В марте Штейн исчез. Он не появился ни на тридцатилетии Гейнце, ни на премьере Кристианы, ни на концерте Анны. Он пропал, и когда Генриетта нечаянно глупо спросила, где он, мы пожали плечами. Я не пожала плечами, но промолчала. Через неделю пришла первая открытка. На ней была фотография сельской церквушки в Канице, а на другой стороне было написано:
Крыша прочная. Ребенок ковыряется в носу, не разговаривает, он все время здесь. На солнце можно положиться, я курю, оно заходит, я кое-что вырастил, ты сможешь это есть. Плющ я обрежу, когда приедешь, ты знаешь, что ключи по-прежнему у тебя.

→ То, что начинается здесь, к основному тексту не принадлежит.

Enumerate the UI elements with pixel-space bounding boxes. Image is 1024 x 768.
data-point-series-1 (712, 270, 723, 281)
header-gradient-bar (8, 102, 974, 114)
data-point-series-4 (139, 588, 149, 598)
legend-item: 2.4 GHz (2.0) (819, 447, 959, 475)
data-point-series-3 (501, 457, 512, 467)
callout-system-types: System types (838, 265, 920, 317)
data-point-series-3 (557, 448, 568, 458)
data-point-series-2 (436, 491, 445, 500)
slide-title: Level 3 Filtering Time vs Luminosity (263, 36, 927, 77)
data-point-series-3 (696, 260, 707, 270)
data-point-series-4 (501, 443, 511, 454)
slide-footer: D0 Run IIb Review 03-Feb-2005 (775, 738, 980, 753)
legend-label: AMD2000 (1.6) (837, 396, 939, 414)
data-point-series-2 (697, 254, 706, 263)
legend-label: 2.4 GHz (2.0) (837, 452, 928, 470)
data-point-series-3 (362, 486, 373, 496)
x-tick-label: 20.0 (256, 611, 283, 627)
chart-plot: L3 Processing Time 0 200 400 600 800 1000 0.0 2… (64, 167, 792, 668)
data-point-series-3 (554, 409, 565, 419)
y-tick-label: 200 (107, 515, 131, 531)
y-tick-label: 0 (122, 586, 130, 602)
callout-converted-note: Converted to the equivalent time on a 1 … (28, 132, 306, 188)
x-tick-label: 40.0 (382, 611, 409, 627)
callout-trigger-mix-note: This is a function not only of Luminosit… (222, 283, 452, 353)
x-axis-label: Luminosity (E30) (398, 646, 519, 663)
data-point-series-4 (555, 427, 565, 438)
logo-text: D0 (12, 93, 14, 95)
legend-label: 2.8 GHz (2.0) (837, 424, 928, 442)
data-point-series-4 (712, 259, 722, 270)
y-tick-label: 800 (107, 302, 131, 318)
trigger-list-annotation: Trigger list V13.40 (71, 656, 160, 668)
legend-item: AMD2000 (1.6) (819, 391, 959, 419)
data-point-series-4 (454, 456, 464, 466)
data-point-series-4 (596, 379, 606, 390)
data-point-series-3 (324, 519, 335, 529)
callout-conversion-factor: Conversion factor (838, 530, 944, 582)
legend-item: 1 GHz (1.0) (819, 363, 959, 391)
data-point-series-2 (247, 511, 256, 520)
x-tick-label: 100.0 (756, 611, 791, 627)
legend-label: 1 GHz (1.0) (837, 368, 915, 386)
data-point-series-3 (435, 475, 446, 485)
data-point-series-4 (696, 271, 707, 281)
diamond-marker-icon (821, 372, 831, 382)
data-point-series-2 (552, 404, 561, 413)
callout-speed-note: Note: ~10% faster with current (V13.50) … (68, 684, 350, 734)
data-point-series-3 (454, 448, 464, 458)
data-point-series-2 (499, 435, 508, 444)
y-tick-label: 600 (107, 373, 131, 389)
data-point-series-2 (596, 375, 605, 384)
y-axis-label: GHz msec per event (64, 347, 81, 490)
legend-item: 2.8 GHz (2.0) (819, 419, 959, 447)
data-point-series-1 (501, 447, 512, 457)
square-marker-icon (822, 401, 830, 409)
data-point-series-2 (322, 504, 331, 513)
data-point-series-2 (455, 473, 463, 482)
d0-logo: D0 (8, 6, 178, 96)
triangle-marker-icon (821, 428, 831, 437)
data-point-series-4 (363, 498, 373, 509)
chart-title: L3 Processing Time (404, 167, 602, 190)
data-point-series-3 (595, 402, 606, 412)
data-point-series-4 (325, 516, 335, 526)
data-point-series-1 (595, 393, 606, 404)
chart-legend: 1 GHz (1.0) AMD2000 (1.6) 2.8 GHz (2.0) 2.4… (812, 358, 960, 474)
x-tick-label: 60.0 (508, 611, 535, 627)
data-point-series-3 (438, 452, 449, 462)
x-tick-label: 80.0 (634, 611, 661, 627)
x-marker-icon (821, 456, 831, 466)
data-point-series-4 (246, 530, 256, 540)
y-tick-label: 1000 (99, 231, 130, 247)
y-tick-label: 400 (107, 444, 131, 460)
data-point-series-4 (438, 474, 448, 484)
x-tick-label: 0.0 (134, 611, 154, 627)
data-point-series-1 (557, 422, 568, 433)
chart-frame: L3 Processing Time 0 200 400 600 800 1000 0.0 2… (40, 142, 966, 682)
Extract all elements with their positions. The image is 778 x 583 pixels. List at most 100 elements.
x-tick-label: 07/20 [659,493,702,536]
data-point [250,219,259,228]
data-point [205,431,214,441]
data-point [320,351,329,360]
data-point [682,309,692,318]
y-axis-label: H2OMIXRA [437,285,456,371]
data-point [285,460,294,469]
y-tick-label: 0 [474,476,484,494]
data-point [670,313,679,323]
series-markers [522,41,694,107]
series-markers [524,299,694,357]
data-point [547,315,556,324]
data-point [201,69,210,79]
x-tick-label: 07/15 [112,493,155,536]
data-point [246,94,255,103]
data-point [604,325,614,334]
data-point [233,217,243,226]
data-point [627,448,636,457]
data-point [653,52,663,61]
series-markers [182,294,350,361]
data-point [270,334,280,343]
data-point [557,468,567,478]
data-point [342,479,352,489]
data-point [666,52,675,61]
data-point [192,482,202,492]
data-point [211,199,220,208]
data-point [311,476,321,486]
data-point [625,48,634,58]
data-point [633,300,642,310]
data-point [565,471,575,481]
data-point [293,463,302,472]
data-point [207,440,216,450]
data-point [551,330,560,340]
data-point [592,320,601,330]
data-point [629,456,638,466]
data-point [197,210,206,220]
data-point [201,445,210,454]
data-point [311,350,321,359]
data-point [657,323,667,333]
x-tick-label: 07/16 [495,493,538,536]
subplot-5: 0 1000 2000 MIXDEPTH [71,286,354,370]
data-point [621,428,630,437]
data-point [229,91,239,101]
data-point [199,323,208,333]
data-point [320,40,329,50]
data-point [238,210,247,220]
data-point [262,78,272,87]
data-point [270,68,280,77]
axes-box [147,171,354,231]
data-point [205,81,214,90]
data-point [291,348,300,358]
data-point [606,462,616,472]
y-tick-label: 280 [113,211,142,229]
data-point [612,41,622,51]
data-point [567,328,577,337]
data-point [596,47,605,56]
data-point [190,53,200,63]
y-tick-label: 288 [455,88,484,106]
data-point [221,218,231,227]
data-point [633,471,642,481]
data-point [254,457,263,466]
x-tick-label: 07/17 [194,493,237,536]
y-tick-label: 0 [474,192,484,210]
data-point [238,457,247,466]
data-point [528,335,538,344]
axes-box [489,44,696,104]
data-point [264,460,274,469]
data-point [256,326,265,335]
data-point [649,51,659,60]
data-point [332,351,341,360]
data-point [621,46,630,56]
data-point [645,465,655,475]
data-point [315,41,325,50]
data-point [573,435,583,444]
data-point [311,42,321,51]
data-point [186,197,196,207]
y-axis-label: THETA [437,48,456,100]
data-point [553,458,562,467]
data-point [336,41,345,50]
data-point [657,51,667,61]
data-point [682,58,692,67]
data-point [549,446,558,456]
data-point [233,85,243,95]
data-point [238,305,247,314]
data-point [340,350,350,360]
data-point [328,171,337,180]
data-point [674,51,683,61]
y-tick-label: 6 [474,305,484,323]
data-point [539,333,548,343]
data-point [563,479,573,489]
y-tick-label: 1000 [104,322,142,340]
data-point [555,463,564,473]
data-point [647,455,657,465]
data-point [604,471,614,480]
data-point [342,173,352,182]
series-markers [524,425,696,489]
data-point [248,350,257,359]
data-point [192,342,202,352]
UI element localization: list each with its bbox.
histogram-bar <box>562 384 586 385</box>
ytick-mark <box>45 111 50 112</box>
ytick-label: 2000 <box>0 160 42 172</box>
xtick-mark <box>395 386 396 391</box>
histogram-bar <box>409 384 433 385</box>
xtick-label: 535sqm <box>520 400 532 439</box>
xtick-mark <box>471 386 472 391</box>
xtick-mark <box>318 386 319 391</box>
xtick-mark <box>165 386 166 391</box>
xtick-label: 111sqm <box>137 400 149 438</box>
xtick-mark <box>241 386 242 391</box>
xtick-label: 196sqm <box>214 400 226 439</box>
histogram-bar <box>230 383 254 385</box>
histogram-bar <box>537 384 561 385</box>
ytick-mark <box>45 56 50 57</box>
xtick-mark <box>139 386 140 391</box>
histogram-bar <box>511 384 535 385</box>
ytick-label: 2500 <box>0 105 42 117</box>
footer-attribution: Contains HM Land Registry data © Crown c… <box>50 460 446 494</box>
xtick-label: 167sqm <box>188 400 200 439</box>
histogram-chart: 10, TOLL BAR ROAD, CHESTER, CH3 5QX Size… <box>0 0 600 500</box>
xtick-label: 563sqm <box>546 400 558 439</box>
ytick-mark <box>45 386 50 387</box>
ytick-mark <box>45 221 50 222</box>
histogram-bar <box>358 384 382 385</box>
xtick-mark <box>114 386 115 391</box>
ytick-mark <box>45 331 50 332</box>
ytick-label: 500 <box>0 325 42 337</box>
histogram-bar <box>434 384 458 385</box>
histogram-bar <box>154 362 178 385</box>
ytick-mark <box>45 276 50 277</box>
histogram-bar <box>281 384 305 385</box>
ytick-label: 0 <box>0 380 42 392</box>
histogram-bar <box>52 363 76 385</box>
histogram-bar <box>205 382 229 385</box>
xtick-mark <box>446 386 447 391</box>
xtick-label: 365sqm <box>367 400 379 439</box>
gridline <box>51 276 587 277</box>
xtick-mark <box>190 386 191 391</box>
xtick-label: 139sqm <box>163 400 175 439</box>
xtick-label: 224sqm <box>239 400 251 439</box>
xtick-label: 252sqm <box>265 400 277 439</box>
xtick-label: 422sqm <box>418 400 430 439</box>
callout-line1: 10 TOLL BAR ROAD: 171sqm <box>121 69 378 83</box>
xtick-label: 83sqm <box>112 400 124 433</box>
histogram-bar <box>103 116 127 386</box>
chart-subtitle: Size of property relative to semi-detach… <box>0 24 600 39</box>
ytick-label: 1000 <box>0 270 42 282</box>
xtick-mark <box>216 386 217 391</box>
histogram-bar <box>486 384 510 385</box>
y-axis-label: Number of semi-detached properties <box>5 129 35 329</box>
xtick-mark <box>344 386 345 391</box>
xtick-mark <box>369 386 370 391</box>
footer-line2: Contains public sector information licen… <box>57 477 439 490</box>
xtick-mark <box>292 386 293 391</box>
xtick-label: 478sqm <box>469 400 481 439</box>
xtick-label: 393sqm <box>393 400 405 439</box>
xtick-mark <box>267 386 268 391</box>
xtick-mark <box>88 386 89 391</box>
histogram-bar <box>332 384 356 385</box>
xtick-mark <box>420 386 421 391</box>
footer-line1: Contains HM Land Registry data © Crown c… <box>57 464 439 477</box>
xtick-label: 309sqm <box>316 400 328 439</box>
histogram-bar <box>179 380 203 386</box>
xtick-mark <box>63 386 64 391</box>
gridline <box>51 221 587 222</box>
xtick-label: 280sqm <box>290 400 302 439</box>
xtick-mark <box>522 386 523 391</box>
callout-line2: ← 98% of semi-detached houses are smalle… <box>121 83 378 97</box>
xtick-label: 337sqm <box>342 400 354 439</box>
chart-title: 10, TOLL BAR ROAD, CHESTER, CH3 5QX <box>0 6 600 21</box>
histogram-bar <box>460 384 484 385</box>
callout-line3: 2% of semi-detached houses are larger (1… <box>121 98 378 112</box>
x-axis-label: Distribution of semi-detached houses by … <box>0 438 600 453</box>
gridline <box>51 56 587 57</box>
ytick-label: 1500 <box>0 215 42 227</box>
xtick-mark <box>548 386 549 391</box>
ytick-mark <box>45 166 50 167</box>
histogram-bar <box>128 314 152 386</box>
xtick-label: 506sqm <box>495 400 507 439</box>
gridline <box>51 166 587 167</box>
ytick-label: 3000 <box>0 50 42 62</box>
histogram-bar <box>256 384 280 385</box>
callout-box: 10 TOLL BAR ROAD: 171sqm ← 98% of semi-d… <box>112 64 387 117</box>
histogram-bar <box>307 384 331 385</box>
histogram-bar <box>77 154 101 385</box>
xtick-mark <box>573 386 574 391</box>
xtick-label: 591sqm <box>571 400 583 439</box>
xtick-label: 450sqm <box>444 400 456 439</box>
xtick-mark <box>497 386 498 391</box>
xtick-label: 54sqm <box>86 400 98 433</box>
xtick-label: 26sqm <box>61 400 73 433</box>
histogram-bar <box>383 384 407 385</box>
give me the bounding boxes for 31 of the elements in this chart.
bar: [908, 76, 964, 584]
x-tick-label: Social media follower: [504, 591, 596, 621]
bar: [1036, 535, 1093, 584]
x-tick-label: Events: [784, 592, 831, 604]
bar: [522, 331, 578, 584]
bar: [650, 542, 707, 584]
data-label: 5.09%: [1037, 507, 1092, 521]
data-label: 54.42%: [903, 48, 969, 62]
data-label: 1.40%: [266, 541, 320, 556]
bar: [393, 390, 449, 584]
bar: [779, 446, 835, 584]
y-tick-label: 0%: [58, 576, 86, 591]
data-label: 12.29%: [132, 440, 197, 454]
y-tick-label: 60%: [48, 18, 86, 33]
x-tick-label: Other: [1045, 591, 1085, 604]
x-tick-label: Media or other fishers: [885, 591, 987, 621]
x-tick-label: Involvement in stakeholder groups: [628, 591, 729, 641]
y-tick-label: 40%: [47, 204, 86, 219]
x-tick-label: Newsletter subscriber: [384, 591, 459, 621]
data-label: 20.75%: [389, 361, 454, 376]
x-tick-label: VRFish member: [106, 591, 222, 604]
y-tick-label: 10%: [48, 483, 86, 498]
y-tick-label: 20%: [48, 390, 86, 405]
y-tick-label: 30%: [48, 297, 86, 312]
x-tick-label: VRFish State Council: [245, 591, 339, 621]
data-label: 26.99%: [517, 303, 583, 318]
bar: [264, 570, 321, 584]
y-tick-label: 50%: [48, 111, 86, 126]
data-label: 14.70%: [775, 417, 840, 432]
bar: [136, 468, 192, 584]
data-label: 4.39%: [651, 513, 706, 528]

После этого стали регулярно приходить открытки, я ждала, что в какой-то день они прекратятся, но я ошиблась. На всех открытках была фотография церкви и четыре или пять предложений, похожих на загадку, иногда красивую, иногда непонятную. Штейн не писал: «Приезжай». Я решила ждать, когда он напишет «Приезжай», и тогда ехать. В мае открытки не было, было письмо. Я рассмотрела угловатый, крупный почерк Штейна, забралась обратно к Фальку в постель и разорвала конверт. Фальк еще храпел. В конверте была вырезка из ангермюндской газеты, дату на обратной стороне Штейн затушевал. Я отодвинулась от теплого спящего Фалька, расправила вырезку и прочла:
В пятницу ночью в Канице дотла сгорел бывший помещичий дом. Хозяин, берлинец, который купил построенный в восемнадцатом веке дом и привел его в порядок, с тех пор считается пропавшим. Причина пожара еще точно не выяснена, полиция не исключает поджога.
Я прочитала это три раза. Фальк задвигался. Я переводила взгляд с газетной заметки на почерк Штейна на конверте и снова на заметку. Судя по штемпелю, письмо было отправлено из Штральзунда. Фальк проснулся, посмотрел на меня отрешенно, потом схватил меня за запястье и спросил, как дурак: «Что это?»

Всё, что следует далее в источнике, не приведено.